Multitasking è un aggettivo che ti caratterizza per come sai essere al tempo stesso brillante scrittrice, apprezzata conduttrice radiofonica, anche attrice teatrale… cosa non ha ancora provato Letizia Vicidomini che vorrebbe esplorare?
«Spesso utilizzo l’espressione “in una delle mie vite facevo” riferendomi ad attività molto diverse tra loro che hanno caratterizzato questi miei primi sessant’anni. Oltre a quello che hai citato sono stata sarta, stilista, creatrice di pupazzi e maestra elementare, e mi sono sempre divertita un mondo. Cose da provare ce ne sarebbero tante, però ammetto che mi piacerebbe fare la cantante, anche se non ho ancora avuto il coraggio di cimentarmi in quest’avventura.
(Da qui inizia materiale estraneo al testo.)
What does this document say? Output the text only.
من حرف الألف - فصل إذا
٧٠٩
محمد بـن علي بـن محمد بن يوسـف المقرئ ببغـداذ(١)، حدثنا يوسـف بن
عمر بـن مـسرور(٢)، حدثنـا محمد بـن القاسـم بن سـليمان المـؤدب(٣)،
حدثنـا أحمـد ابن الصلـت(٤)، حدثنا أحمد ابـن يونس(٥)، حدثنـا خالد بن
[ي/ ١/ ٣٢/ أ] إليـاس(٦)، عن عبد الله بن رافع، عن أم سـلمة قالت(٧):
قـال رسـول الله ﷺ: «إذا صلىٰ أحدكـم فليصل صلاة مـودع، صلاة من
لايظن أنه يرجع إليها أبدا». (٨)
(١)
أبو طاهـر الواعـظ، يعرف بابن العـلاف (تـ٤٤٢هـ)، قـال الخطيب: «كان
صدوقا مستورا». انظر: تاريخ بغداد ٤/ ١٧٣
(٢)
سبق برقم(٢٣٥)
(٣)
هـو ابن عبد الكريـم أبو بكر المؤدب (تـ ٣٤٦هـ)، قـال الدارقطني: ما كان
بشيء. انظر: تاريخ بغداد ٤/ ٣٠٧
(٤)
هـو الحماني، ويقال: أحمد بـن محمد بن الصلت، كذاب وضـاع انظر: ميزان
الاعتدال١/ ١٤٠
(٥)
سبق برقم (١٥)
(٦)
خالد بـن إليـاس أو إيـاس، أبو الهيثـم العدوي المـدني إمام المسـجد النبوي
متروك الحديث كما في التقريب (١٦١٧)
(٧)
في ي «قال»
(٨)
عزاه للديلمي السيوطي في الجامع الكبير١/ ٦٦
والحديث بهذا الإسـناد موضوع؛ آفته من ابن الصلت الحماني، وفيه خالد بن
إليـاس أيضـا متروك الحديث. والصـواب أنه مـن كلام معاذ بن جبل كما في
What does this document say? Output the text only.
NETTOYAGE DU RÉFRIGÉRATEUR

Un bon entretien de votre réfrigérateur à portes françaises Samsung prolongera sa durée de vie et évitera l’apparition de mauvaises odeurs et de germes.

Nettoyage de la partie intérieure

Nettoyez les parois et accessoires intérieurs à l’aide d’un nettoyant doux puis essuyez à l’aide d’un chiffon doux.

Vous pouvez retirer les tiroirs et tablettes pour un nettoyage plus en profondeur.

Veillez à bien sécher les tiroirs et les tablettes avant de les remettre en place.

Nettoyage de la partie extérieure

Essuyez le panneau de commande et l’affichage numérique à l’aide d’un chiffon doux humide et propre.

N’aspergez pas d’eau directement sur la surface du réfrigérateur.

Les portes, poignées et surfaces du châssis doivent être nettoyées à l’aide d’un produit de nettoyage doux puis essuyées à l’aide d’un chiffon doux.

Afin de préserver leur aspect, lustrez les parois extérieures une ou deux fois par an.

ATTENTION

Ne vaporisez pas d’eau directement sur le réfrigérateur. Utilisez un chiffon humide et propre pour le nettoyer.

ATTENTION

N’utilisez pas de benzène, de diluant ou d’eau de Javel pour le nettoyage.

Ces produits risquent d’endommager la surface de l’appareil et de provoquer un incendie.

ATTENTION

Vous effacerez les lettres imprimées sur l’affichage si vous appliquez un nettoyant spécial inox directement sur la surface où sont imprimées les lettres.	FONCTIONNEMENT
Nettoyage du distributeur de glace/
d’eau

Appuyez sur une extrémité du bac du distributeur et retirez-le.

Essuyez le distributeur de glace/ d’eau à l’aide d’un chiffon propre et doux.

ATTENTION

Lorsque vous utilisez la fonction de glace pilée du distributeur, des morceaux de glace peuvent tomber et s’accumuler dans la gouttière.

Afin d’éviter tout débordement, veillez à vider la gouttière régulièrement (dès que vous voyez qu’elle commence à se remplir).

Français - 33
Però non demordo, c’è sempre tempo per provarci».

Un’ultima battuta: ti avevo parlato l’ultima volta di una possibile trasposizione cinematografica/televisiva del commissario Martino: hai mai pensato o ti hanno proposto a una versione a fumetti? E se sì, da chi ti piacerebbe farla realizzare?
«Ci penso, eccome, a una trasformazione delle mie storie in immagini, e ho in mente una disegnatrice bravissima. Si chiama Viviana Fiengo e disegna la serie dei Bastardi di Pizzofalcone in forma di cani, oltre che tanto altro e ha uno stile meraviglioso. Spero, nella prossima intervista, di poterti dare notizie in merito, chissà, ma intanto, ti ringrazio e ti abbraccio».